Here’s what I’ve learned over the years:
Butter is better
There are several schools of thought as far as pie crusts go. There’s the shortening school, the shortening + butter school, and the lard school. I tried shortening, but it has about as much flavor as paste. Maybe less. Lard is out for a number of reasons. And that leaves us with butter, which is never just a consolation prize. There’s a reason so many chefs cook with butter. It’s full of flavor and makes a tender, flaky crust just as easily as shortening.
Don’t overdo it
As in, don’t overwork your dough. The more you mix and blend, the less likely it is to stand up to your filling. Less work = more successful crust.
Variety is the spice of life
When I make this pie, it never turns out the same way twice. Different apples, slightly different mixture of seasonings, a new ratio of dry to wet ingredients in the pie dough. It doesn’t need to be identical each time: just delicious.
Adapted from Bon Appetit
Crust adapted from Smitten Kitchen
2 1/2 c. flour
1 Tb sugar
1 tsp salt
2 sticks unsalted butter, very cold
1 c. apple cider
In a large bowl, combine the flour, sugar, and salt. Cut the butter into small pieces and work into the dry ingredients with a pastry blender. When the butter pieces are the size of small peas, stop blending. Add cider, a few tablespoons at a time, using a rubber spatula or your hands to gather the dough together. Stop after 1/2 cup and stir well; after that, add cider only a tablespoon at a time. Add a little flour if the dough gets overly wet.
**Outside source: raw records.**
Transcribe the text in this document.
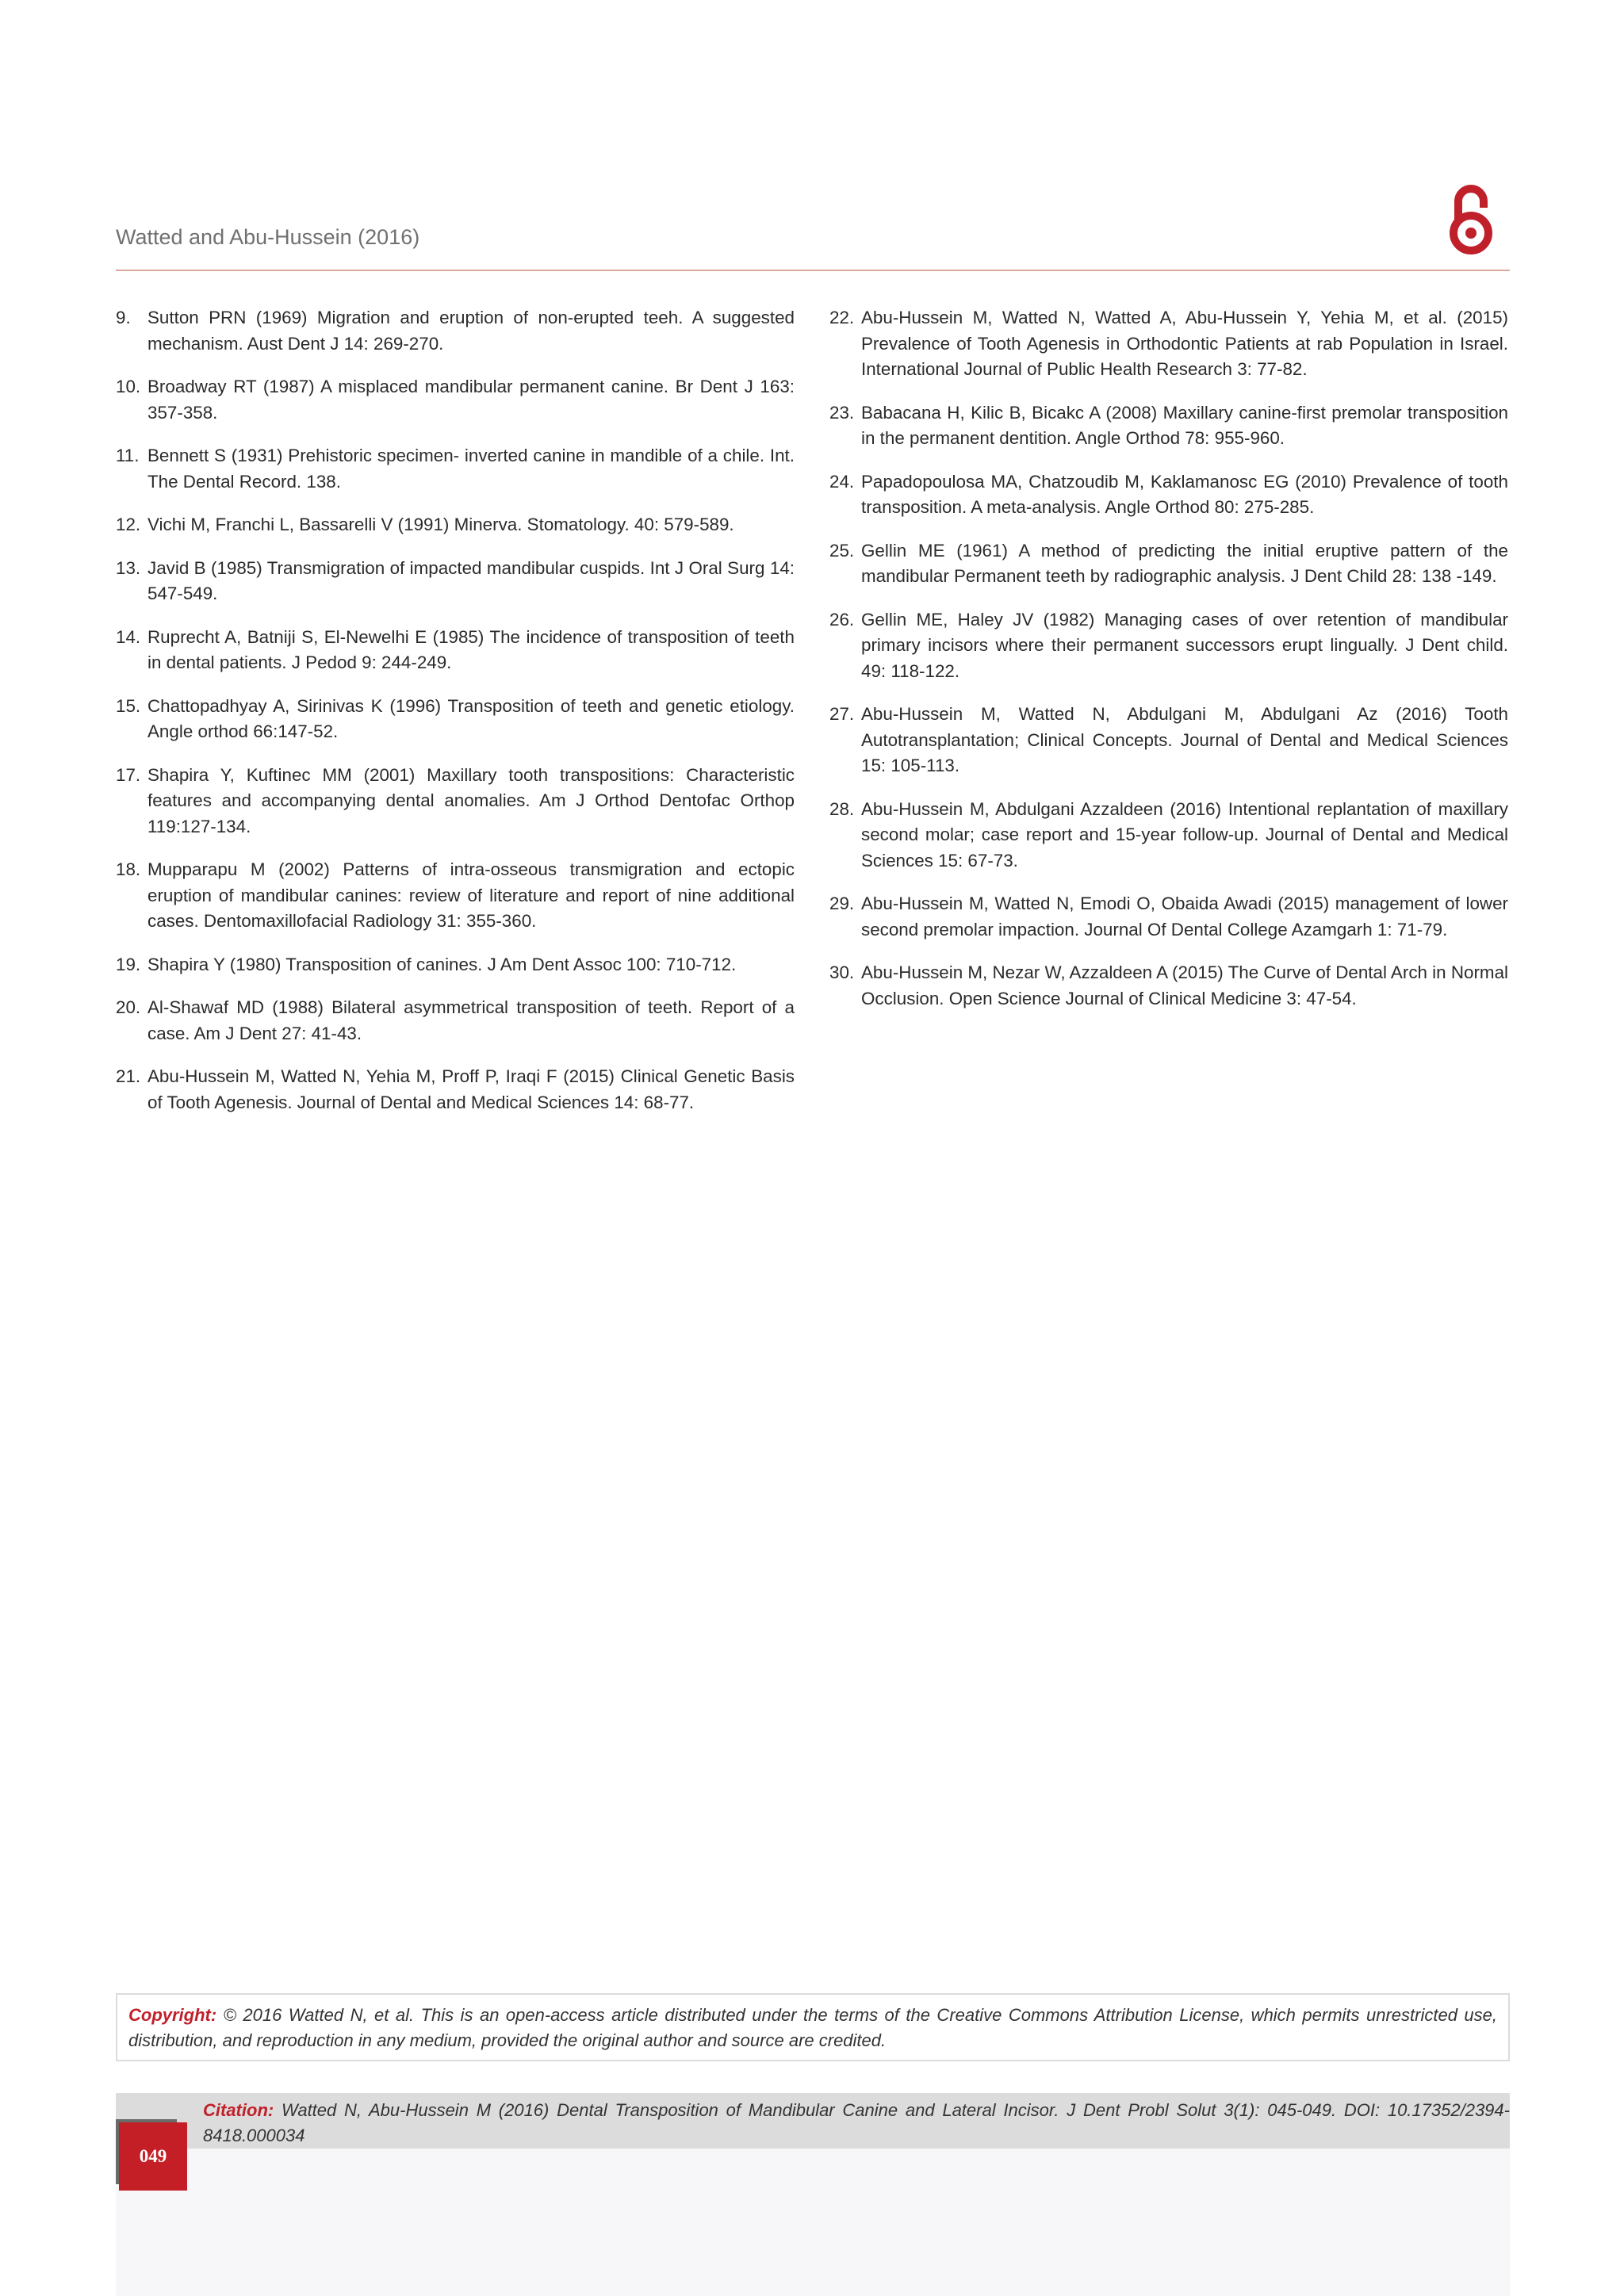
Watted and Abu-Hussein (2016)
9. Sutton PRN (1969) Migration and eruption of non-erupted teeh. A suggested mechanism. Aust Dent J 14: 269-270.
10. Broadway RT (1987) A misplaced mandibular permanent canine. Br Dent J 163: 357-358.
11. Bennett S (1931) Prehistoric specimen- inverted canine in mandible of a chile. Int. The Dental Record. 138.
12. Vichi M, Franchi L, Bassarelli V (1991) Minerva. Stomatology. 40: 579-589.
13. Javid B (1985) Transmigration of impacted mandibular cuspids. Int J Oral Surg 14: 547-549.
14. Ruprecht A, Batniji S, El-Newelhi E (1985) The incidence of transposition of teeth in dental patients. J Pedod 9: 244-249.
15. Chattopadhyay A, Sirinivas K (1996) Transposition of teeth and genetic etiology. Angle orthod 66:147-52.
17. Shapira Y, Kuftinec MM (2001) Maxillary tooth transpositions: Characteristic features and accompanying dental anomalies. Am J Orthod Dentofac Orthop 119:127-134.
18. Mupparapu M (2002) Patterns of intra-osseous transmigration and ectopic eruption of mandibular canines: review of literature and report of nine additional cases. Dentomaxillofacial Radiology 31: 355-360.
19. Shapira Y (1980) Transposition of canines. J Am Dent Assoc 100: 710-712.
20. Al-Shawaf MD (1988) Bilateral asymmetrical transposition of teeth. Report of a case. Am J Dent 27: 41-43.
21. Abu-Hussein M, Watted N, Yehia M, Proff P, Iraqi F (2015) Clinical Genetic Basis of Tooth Agenesis. Journal of Dental and Medical Sciences 14: 68-77.
22. Abu-Hussein M, Watted N, Watted A, Abu-Hussein Y, Yehia M, et al. (2015) Prevalence of Tooth Agenesis in Orthodontic Patients at rab Population in Israel. International Journal of Public Health Research 3: 77-82.
23. Babacana H, Kilic B, Bicakc A (2008) Maxillary canine-first premolar transposition in the permanent dentition. Angle Orthod 78: 955-960.
24. Papadopoulosa MA, Chatzoudib M, Kaklamanosc EG (2010) Prevalence of tooth transposition. A meta-analysis. Angle Orthod 80: 275-285.
25. Gellin ME (1961) A method of predicting the initial eruptive pattern of the mandibular Permanent teeth by radiographic analysis. J Dent Child 28: 138 -149.
26. Gellin ME, Haley JV (1982) Managing cases of over retention of mandibular primary incisors where their permanent successors erupt lingually. J Dent child. 49: 118-122.
27. Abu-Hussein M, Watted N, Abdulgani M, Abdulgani Az (2016) Tooth Autotransplantation; Clinical Concepts. Journal of Dental and Medical Sciences 15: 105-113.
28. Abu-Hussein M, Abdulgani Azzaldeen (2016) Intentional replantation of maxillary second molar; case report and 15-year follow-up. Journal of Dental and Medical Sciences 15: 67-73.
29. Abu-Hussein M, Watted N, Emodi O, Obaida Awadi (2015) management of lower second premolar impaction. Journal Of Dental College Azamgarh 1: 71-79.
30. Abu-Hussein M, Nezar W, Azzaldeen A (2015) The Curve of Dental Arch in Normal Occlusion. Open Science Journal of Clinical Medicine 3: 47-54.
Copyright: © 2016 Watted N, et al. This is an open-access article distributed under the terms of the Creative Commons Attribution License, which permits unrestricted use, distribution, and reproduction in any medium, provided the original author and source are credited.
049
Citation: Watted N, Abu-Hussein M (2016) Dental Transposition of Mandibular Canine and Lateral Incisor. J Dent Probl Solut 3(1): 045-049. DOI: 10.17352/2394-8418.000034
Cut the dough in half, wrap each piece in plastic wrap, and refrigerate overnight or at least an hour. The dough can stay wrapped and refrigerated for about a week.
While the dough is chilling, move on to the filling (hey, that rhymes!):
1 c. fresh cranberries
1 c. plus 2 tablespoons sugar
3 lbs. assorted apples (I like to use as many varieties as possible: this year’s pie had Mutsu, Empire, Rome, Gala, Fuji, Winesap, Braeburn, and Jonagold)
1/2 c. dried currants
liqueur (cranberry or a good bourbon)
5 Tb all-purpose flour
optional: zest of one orange; fresh ginger juice
In the oven, position rack in the lowest third; preheat to 375°F. Place the currants in a small bowl and add just enough liqueur to cover. Chop cranberries with sugar, using a mezzaluna or food processor. Peel and core the apples, and cut into 1/2-inch thick slices. Combine apples, cranberry/sugar mixture, currants, and flour. (If using, zest orange into bowl; peel an inch-long piece of ginger root and press through a clean garlic press to get the juice.) Toss well.
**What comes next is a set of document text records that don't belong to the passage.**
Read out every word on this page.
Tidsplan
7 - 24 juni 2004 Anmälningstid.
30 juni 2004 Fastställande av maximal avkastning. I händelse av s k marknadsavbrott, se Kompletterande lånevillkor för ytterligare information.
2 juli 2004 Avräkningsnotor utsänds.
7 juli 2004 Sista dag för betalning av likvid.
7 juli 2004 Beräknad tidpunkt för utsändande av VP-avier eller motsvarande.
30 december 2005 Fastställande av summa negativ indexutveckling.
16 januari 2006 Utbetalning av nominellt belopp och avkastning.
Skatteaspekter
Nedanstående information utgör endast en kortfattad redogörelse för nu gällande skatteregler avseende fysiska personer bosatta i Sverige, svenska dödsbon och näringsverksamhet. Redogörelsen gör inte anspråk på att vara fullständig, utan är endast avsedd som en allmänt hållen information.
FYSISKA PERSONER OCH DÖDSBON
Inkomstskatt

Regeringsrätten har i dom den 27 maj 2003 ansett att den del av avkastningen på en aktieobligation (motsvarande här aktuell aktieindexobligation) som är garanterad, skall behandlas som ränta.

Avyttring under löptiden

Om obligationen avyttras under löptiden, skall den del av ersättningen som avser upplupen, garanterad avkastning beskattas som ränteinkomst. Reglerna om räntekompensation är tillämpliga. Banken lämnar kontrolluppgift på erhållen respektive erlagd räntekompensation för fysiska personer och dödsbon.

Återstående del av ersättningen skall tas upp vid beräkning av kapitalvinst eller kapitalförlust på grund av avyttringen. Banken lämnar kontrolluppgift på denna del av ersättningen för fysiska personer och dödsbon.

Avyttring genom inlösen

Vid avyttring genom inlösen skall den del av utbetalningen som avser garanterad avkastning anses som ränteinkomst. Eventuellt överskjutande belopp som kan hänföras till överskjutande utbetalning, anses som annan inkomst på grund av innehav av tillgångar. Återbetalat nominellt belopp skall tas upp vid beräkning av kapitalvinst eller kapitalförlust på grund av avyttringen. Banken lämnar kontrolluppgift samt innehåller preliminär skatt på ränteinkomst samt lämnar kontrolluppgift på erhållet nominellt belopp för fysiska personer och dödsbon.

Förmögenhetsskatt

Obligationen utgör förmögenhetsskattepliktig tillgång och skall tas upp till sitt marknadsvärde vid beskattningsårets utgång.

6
Roll out 1 of the pieces of dough between waxed paper or plastic wrap to 13-inch round. Gently peel off paper or wrap; fold edges in carefully to transfer into 9 1/2″deep-dish pie dish. I’ve found this is the easiest way to transfer the bottom crust into the pie dish in one piece.
Unfold the dough; roll excess in to form a double-thick edge. Crimp edge. Roll out the remaining dough disk on a lightly floured surface to 1/8″ thick. Using a cookie cutter, cut out leaves, apples, or any other shapes you might like. If using leaves, mark veins with a sharp knife. Add filling to pie dish. Arrange leaves around the edges and top of pie, overlapping in places. Do not cover completely: leave gaps. Brush leaf cutouts and crimped edge with cider.
Place the pie on a baking sheet. Bake for 45 minutes, then cover with foil and continue baking for about 35 minutes more, until juices bubble thickly and crust is golden-brown. Transfer pie to rack and cool for 1 hour. Serve warm or at room temperature.
Bon appetit! Or as we say around these parts: OM NOM.